RISC-V Pipeline Simulator
Multicycle execution and data hazard visualizer
Processor Configuration
How does Pipelining work in RISC-V?
Instruction pipelining is a fundamental technique in modern computer architecture that allows the execution of multiple instructions to overlap. Instead of waiting for an instruction to complete its five functional phases, the processor starts fetching the next instruction immediately.
Fundamentals of Pipelined Instruction Execution
Pipelining is a hardware optimization technique that overlaps instruction execution. Instead of processing a single instruction from start to finish (which limits clock frequency to the worst-case path), the processor is divided into sequential stages. Each instruction spends exactly one clock cycle in each stage, allowing a new instruction to finish every cycle under ideal conditions.
The Five Classical MIPS/RISC-V Stages
The academic pipeline divides execution into five distinct stages: 1) Instruction Fetch (IF), which reads the instruction from memory; 2) Instruction Decode (ID), which reads registers and extracts fields; 3) Execute (EX), which performs ALU operations or calculates branch targets; 4) Memory Access (MEM), which reads/writes data from RAM; and 5) Write-Back (WB), which writes results back to the register bank.
Structural, Data, and Control Hazards
Parallelism introduces conflicts known as hazards. Data hazards occur when an instruction depends on the result of a previous instruction that has not yet written its value back to the register bank (RAW - Read After Write). Control hazards happen when conditional branches redirect execution flow, making instructions fetched during IF invalid before the branch direction is decided in EX.
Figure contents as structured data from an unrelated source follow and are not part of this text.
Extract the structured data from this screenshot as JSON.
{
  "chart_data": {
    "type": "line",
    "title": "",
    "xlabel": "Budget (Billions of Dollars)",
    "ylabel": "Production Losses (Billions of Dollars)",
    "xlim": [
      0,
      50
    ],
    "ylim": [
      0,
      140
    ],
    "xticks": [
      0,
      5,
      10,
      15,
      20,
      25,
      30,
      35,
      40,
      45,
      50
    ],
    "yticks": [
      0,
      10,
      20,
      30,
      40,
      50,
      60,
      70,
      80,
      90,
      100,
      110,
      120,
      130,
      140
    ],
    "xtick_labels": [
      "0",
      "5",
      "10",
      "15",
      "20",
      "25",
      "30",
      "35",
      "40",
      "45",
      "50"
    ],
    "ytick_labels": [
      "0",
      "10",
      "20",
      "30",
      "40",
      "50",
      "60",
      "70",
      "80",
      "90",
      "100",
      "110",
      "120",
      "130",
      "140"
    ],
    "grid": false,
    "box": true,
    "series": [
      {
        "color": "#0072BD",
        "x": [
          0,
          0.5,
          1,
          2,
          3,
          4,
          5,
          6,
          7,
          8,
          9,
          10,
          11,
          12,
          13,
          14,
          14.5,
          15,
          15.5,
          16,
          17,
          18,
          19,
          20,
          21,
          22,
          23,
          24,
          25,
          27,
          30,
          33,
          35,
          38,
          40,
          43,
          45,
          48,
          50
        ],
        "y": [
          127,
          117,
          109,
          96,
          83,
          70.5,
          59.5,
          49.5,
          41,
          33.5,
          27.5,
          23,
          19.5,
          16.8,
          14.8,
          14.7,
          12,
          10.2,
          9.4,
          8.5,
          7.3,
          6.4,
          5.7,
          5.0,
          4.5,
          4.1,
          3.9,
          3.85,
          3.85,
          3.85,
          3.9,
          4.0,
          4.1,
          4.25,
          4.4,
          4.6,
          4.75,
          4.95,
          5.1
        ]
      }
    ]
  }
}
Hazard Mitigation: Forwarding vs. Stalling
To resolve data hazards, modern processors use Data Forwarding (bypassing), which routes computed values from the EX/MEM or MEM/WB pipeline registers directly to the ALU inputs, bypassing the register bank. If forwarding is impossible (such as a Load-Use hazard, where data is read from memory and immediately needed), the hardware must insert a stall (bubble), pausing the dependent instructions while allowing the loader to proceed.